Поразмышляв, братва решила с нами не нагнетать и разойтись по нулям, пообещав в отместку, не продавать нам пиво в подконтрольных киосках после десяти вечера.
Новоиспечёнными прапорами-десантниками, мы вернулись в полк.

Валентир посмотрел на меня, щуря свои лихие будулаевские глаза, положил руку на плечо и произнёс: - "Что, парень, теперь ты в нашем строю. Достиг. Уважаю"
Лейтенант Тарасов не сказал ничего, только молча и крепко пожал руку.
Потом загорелся Кавказ. Произошло это как-то буднично и негромко, по крайней мере, в начале. Какие-то телеграммы, суета, распоряжения, команды. А потом в полк приехала комиссия.

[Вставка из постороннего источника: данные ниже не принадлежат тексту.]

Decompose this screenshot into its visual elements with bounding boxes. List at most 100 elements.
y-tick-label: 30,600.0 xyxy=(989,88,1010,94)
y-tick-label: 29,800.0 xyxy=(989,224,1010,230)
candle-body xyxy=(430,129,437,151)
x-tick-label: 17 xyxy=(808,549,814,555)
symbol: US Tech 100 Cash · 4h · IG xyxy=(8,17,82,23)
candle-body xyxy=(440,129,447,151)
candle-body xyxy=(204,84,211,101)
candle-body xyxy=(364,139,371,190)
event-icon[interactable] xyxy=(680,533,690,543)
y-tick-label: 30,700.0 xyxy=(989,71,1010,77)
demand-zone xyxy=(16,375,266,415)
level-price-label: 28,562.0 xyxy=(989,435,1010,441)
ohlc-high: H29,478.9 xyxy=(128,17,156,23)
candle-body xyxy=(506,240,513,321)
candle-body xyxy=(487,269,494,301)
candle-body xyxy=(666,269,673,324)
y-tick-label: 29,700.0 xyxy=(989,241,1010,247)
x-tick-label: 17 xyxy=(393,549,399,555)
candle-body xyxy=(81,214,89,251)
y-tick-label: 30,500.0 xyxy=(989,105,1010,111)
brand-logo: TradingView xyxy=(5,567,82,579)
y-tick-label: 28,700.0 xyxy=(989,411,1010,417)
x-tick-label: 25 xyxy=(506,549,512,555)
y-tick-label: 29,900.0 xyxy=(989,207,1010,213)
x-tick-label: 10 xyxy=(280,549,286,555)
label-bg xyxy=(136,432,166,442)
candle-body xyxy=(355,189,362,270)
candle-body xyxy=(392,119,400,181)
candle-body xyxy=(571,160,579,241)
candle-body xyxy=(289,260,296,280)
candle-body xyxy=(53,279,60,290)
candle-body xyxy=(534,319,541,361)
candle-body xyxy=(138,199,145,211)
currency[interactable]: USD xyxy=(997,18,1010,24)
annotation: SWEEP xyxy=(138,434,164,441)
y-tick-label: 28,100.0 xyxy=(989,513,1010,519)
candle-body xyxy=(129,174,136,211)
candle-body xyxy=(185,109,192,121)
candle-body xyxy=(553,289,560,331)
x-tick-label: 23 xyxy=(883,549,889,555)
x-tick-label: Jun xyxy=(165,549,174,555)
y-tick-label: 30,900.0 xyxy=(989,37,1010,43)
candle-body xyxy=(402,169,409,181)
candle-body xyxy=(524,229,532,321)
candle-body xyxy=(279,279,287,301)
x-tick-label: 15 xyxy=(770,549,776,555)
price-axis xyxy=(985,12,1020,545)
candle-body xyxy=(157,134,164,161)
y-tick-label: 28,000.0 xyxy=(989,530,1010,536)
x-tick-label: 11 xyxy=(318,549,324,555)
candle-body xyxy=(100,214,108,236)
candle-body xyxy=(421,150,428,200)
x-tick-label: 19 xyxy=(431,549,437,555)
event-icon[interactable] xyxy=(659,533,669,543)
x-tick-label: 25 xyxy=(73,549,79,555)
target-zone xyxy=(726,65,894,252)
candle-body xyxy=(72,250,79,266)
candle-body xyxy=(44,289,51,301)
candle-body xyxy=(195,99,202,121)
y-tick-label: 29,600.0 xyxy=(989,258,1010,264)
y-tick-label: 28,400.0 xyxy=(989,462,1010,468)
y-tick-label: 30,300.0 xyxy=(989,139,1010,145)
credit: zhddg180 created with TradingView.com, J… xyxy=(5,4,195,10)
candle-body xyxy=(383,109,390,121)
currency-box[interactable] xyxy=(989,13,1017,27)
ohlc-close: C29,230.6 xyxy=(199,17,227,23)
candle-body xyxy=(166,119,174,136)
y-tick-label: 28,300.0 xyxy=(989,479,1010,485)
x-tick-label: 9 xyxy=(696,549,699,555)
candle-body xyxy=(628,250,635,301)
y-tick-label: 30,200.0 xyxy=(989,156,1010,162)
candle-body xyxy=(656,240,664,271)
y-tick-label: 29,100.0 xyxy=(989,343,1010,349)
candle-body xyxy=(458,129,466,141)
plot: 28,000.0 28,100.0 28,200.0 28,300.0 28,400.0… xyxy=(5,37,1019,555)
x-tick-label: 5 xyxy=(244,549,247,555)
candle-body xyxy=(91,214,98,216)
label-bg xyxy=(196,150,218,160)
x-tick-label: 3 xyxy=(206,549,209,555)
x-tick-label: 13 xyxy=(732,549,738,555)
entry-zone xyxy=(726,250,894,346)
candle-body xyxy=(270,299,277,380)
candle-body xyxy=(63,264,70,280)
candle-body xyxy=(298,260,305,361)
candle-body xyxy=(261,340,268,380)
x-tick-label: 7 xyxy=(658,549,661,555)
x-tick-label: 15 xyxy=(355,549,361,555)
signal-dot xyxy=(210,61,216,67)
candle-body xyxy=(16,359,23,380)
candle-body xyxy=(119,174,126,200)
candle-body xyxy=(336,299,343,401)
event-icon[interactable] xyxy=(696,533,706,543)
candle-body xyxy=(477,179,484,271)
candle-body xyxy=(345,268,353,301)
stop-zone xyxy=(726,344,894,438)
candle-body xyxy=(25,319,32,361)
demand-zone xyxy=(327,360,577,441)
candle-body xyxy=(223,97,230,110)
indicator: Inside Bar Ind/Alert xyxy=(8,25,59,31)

Каждый, кто служил в армии знает, что такое комиссия, спустившаяся сверху, с самого неба, чтобы разнести в молекулы и покарать низших негодяев-лентяев, вечно всё делавших не так и не там.
В этот раз было проще и страшнее.
Несколько потемневших, усталых донельзя, прокопчёных порохом и пожарами, полковников, небритых, в свитерах и бурых от засохшей глины, ботинках, непрерывно курящих и долго молчащих.
- Готовьтесь, мужики, там жопа. Вчера в один только , полк, привезли двадцать семь гробов. Там всё по взрослому. В тот день я закурил.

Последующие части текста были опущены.